The hidden cost of a pretty deck
Agencies sell hours and presentations. The thing you actually need is something that works after they leave.
By Logical
There's a whole industry built on the slide deck. The kickoff deck, the strategy deck, the design-rationale deck, the end-of-phase deck. Each one is polished, persuasive, and — if you measure honestly — produces nothing that runs.
We're not against thinking. We're against confusing the artefact of thinking with the work.
Theatre is expensive
A beautiful deck costs more than the hours to make it. It costs the weeks where the team performed progress instead of making it. It sets an expectation that the next deliverable will also be a performance. And worst of all, it teaches everyone in the room to evaluate the project on how it presents rather than how it works.
The tell is simple. Ask: what could a user do today that they couldn't last week? If the answer lives only in a presentation, you paid for theatre.
What we'd rather hand you
- Working software, in an environment you can open yourself.
- Decisions, written down in a paragraph, not staged across twenty animated slides.

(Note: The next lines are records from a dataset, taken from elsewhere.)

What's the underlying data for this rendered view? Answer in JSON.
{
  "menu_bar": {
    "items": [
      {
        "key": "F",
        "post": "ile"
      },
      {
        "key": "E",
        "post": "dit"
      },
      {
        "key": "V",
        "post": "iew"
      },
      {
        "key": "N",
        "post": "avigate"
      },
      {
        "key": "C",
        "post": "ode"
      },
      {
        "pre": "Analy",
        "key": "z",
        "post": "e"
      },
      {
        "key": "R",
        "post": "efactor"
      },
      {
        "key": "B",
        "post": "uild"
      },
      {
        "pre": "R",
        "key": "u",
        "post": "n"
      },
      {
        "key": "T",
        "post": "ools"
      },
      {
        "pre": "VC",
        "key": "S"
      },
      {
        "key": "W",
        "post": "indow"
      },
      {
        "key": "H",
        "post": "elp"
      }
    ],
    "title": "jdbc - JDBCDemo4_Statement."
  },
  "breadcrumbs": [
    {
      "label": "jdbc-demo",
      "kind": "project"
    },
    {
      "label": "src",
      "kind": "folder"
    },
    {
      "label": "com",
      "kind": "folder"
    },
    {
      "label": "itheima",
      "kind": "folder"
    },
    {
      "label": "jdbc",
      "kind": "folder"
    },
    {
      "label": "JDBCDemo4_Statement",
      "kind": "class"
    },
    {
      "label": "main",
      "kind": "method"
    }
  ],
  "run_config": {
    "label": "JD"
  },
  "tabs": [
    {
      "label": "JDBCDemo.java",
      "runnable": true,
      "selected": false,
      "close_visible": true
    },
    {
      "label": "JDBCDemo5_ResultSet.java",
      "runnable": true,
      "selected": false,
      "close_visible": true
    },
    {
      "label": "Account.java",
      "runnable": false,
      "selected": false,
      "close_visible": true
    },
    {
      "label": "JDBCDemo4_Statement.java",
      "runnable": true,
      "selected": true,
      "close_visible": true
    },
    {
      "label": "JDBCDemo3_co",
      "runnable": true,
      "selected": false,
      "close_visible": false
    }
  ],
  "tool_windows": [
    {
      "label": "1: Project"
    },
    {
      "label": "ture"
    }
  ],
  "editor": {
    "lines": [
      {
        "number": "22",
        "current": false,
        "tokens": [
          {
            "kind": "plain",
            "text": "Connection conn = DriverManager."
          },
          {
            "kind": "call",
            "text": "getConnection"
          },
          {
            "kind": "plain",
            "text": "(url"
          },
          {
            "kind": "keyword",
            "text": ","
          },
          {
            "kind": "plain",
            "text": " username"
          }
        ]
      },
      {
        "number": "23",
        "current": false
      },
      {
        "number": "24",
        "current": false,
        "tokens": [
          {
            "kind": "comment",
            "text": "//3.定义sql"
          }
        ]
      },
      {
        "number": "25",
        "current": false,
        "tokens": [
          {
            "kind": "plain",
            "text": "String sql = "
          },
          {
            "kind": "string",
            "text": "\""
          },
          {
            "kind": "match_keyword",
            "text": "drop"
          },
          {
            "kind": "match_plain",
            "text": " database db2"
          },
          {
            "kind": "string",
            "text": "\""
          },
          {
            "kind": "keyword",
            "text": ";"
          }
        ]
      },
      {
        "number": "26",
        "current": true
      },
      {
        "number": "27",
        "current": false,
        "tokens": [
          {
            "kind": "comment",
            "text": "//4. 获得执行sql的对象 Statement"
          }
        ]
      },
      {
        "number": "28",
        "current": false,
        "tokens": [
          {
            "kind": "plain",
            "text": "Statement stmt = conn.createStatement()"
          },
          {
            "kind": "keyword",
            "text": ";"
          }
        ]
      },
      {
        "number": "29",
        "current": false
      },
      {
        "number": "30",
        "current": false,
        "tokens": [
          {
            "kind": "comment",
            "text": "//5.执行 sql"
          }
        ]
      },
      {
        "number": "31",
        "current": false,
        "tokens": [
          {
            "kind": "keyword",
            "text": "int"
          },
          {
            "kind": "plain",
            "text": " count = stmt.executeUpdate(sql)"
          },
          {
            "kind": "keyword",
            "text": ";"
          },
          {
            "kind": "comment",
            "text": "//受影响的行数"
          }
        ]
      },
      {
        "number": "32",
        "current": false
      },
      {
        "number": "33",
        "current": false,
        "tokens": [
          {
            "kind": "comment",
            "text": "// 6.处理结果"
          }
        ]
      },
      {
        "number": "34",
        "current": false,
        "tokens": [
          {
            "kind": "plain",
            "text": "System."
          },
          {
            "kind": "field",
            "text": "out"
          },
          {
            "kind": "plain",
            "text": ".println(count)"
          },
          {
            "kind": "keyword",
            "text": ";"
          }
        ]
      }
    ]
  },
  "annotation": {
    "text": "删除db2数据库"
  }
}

- A codebase your team can own the day we leave — documented, tested, no landmines.
None of that photographs as well. All of it matters more.
You can't deploy a deck. At some point, someone has to ship.
Owning the outcome
The deeper problem with selling hours is that it quietly aligns the wrong incentives. More hours is more revenue. More process is more billable surface area. The agency wins when the engagement is long; you win when it's effective. Those are not the same thing, and most of the industry is built on the gap between them.
We'd rather be measured on what's live and what happens after we leave. It's a harder thing to sell in a pitch. It's the only thing worth buying.